L’“educazione ai valori” è un’operazione delicata

Il primo è il rischio di un ritorno all’etica di Stato che, di certo, non è negli auspici di nessuno. Ispirati ai valori costituzionali e ai diritti universali, i programmi educativi sopra ricordati sono senz’altro pregevoli per il loro intento di ricostituire un tessuto di integrazione nelle società contemporanee, fortemente frammentate e pericolosamente esposte a fattori erosivi. Tuttavia, educare ai valori è un’operazione estremamente delicata, nella quale si può insinuare una deprecabile operazione di condizionamento culturale, tanto più insidiosa in quanto effettuata da istituzioni pubbliche e quindi condotta all’insegna della neutralità. Da questo punto di vista, il baluardo dell’obiezione di coscienza e la conseguente possibilità di esenzione dagli insegnamenti pubblici di educazione civica ed etica sono diritti che non possono venire meno, come ha di recente affermato il Tribunale supremo spagnolo (febbraio 2009). Il secondo rischio è in qualche misura antitetico al primo. Ricostruire un ethos pubblico insegnando i valori civili dai banchi di scuola può rivelarsi illusorio. Educare non equivale a insegnare. L’Europa oggi ha bisogno più di virtù praticate che di valori proclamati (Weiler). Come ci ricorda la cultura classica, l’ethos pubblico ha bisogno di luoghi dove le virtù possano essere praticate, più che impartite sotto forma di insegnamento scolastico. Educare la sostanza morale delle persone necessità più di luoghi sociali che di materie di insegnamento: per questo nella tradizione del liberalismo americano, seguendo la traccia segnata da Tocqueville, si valorizzano le realtà comunitarie presenti nella società dove si sperimentano “forme di vita nuova” (McIntyre) e che costituiscono “vivai delle virtù civiche” (Glendon). La storia del monachesimo descritta da Benedetto XVI nel discorso al Collége des Bernardins mostra che i monasteri sono stati per l’Europa esattamente questo: luoghi di rinascita spirituale e insieme culturale, sociale ed economica, a beneficio dell’intero continente. Si è trattato di comunità, piccole o grandi, di rigenerazione dell’umano.

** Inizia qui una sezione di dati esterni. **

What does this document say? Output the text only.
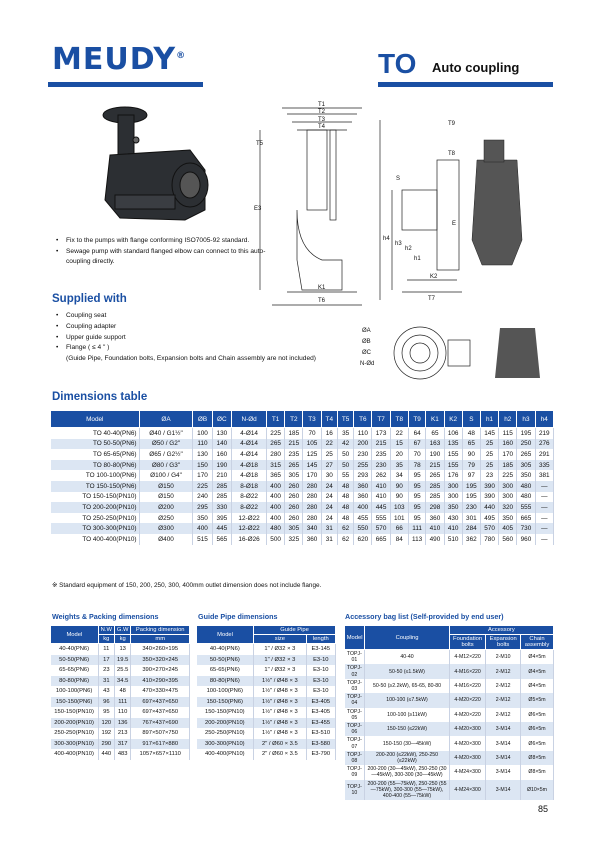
MEUDY®	TO Auto coupling
T1
T2
T3
T4
T5
E3
K1
T6
S
T8
T9
h4
h3
h2
h1
K2
T7
E
ØA
ØB
ØC
N-Ød
• Fix to the pumps with flange conforming ISO7005-92 standard.
• Sewage pump with standard flanged elbow can connect to this auto-coupling directly.
Supplied with
• Coupling seat
• Coupling adapter
• Upper guide support
• Flange ( ≤ 4 " )
(Guide Pipe, Foundation bolts, Expansion bolts and Chain assembly are not included)
Dimensions table
Model	ØA	ØB	ØC	N-Ød	T1	T2	T3	T4	T5	T6	T7	T8	T9	K1	K2	S	h1	h2	h3	h4
TO 40-40(PN6)	Ø40 / G1½"	100	130	4-Ø14	225	185	70	16	35	110	173	22	64	65	106	48	145	115	195	219
TO 50-50(PN6)	Ø50 / G2"	110	140	4-Ø14	265	215	105	22	42	200	215	15	67	163	135	65	25	160	250	276
TO 65-65(PN6)	Ø65 / G2½"	130	160	4-Ø14	280	235	125	25	50	230	235	20	70	190	155	90	25	170	265	291
TO 80-80(PN6)	Ø80 / G3"	150	190	4-Ø18	315	265	145	27	50	255	230	35	78	215	155	79	25	185	305	335
TO 100-100(PN6)	Ø100 / G4"	170	210	4-Ø18	365	305	170	30	55	293	262	34	95	265	176	97	23	225	350	381
TO 150-150(PN6)	Ø150	225	285	8-Ø18	400	260	280	24	48	360	410	90	95	285	300	195	390	300	480	—
TO 150-150(PN10)	Ø150	240	285	8-Ø22	400	260	280	24	48	360	410	90	95	285	300	195	390	300	480	—
TO 200-200(PN10)	Ø200	295	330	8-Ø22	400	260	280	24	48	400	445	103	95	298	350	230	440	320	555	—
TO 250-250(PN10)	Ø250	350	395	12-Ø22	400	260	280	24	48	455	555	101	95	360	430	301	495	350	665	—
TO 300-300(PN10)	Ø300	400	445	12-Ø22	480	305	340	31	62	550	570	66	111	410	410	284	570	405	730	—
TO 400-400(PN10)	Ø400	515	565	16-Ø26	500	325	360	31	62	620	665	84	113	490	510	362	780	560	960	—
※ Standard equipment of 150, 200, 250, 300, 400mm outlet dimension does not include flange.
Weights & Packing dimensions
Model	N.W	G.W	Packing dimension
	kg	kg	mm
40-40(PN6)	11	13	340×260×195
50-50(PN6)	17	19.5	350×320×245
65-65(PN6)	23	25.5	390×270×245
80-80(PN6)	31	34.5	410×290×395
100-100(PN6)	43	48	470×330×475
150-150(PN6)	96	111	697×437×650
150-150(PN10)	95	110	697×437×650
200-200(PN10)	120	136	767×437×690
250-250(PN10)	192	213	897×507×750
300-300(PN10)	290	317	917×617×880
400-400(PN10)	440	483	1057×657×1110
Guide Pipe dimensions
Model	Guide Pipe	
	size	length
40-40(PN6)	1" / Ø32 × 3	E3-145
50-50(PN6)	1" / Ø32 × 3	E3-10
65-65(PN6)	1" / Ø32 × 3	E3-10
80-80(PN6)	1½" / Ø48 × 3	E3-10
100-100(PN6)	1½" / Ø48 × 3	E3-10
150-150(PN6)	1½" / Ø48 × 3	E3-405
150-150(PN10)	1½" / Ø48 × 3	E3-405
200-200(PN10)	1½" / Ø48 × 3	E3-455
250-250(PN10)	1½" / Ø48 × 3	E3-510
300-300(PN10)	2" / Ø60 × 3.5	E3-580
400-400(PN10)	2" / Ø60 × 3.5	E3-790
Accessory bag list (Self-provided by end user)
Model	Coupling	Accessory		
		Foundation bolts	Expansion bolts	Chain assembly
TOPJ-01	40-40	4-M12×220	2-M10	Ø4×5m
TOPJ-02	50-50 (≤1.5kW)	4-M16×220	2-M12	Ø4×5m
TOPJ-03	50-50 (≥2.2kW), 65-65, 80-80	4-M16×220	2-M12	Ø4×5m
TOPJ-04	100-100 (≤7.5kW)	4-M20×220	2-M12	Ø5×5m
TOPJ-05	100-100 (≥11kW)	4-M20×220	2-M12	Ø6×5m
TOPJ-06	150-150 (≤22kW)	4-M20×300	3-M14	Ø6×5m
TOPJ-07	150-150 (30—45kW)	4-M20×300	3-M14	Ø6×5m
TOPJ-08	200-200 (≤22kW), 250-250 (≤22kW)	4-M20×300	3-M14	Ø8×5m
TOPJ-09	200-200 (30—45kW), 250-250 (30—45kW), 300-300 (30—45kW)	4-M24×300	3-M14	Ø8×5m
TOPJ-10	200-200 (55—75kW), 250-250 (55—75kW), 300-300 (55—75kW), 400-400 (55—75kW)	4-M24×300	3-M14	Ø10×5m
85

I luoghi religiosi sono scrigni preziosi per la società

Ma come è potuto accadere che proprio dai monasteri, dove si svolgeva una vita religiosa totalizzante, potesse rinascere un’intera civiltà? Come è stato possibile che proprio coloro che erano disposti a lasciarsi alle spalle la vita mondana, fossero all’origine della rinascita della società civile? I monaci non intendevano rifondare la civiltà Europea, spiega il Papa, ma più semplicemente cercare Dio, quaerere Deum: «volevano fare la cosa essenziale: impegnarsi per trovare ciò che vale e permane per sempre, trovare la Vita stessa». È da questa ricerca di ciò che vale e permane, di ciò che dura e resiste alle intemperie sociali e da questa capacità di sguardo capace di bucare l’apparente desolazione della realtà che è rinata la cultura europea in tutti i suoi aspetti: musica e arte, grammatica e linguistica, e persino lavoro materiale, coltivazioni e produzioni artigianali. In tutto il discorso il Pontefice mostra come la ricerca di Dio, lungi dall’estraniare i monaci dal contesto storico in cui vivevano, li gettava al cuore delle cose umane: «proprio a causa della ricerca di Dio, diventano importanti le scienze profane». Proteggere e valorizzare la libertà di religione, i suoi luoghi fisici, ma soprattutto i suoi luoghi umani e sociali, non significa appena porgere un deferente ossequio ai valori spirituali, ma salvaguardare un patrimonio di cui può beneficiare la società intera. Uno stato autenticamente laico e proteso alla rinascita civile non può non dare spazio a quelle realtà dove la ricerca di ciò che permane restituisce valore a ogni espressione umana. Gli ambiti sociali in cui si esprime la libertà religiosa, allora, non sono luoghi oscuri e chiusi da guardare con sospetto – come sembra talvolta di cogliere in alcune tendenze normative –, ma realtà vive che meritano tutta l’attenzione e la simpatia di chi ha la responsabilità del bene comune.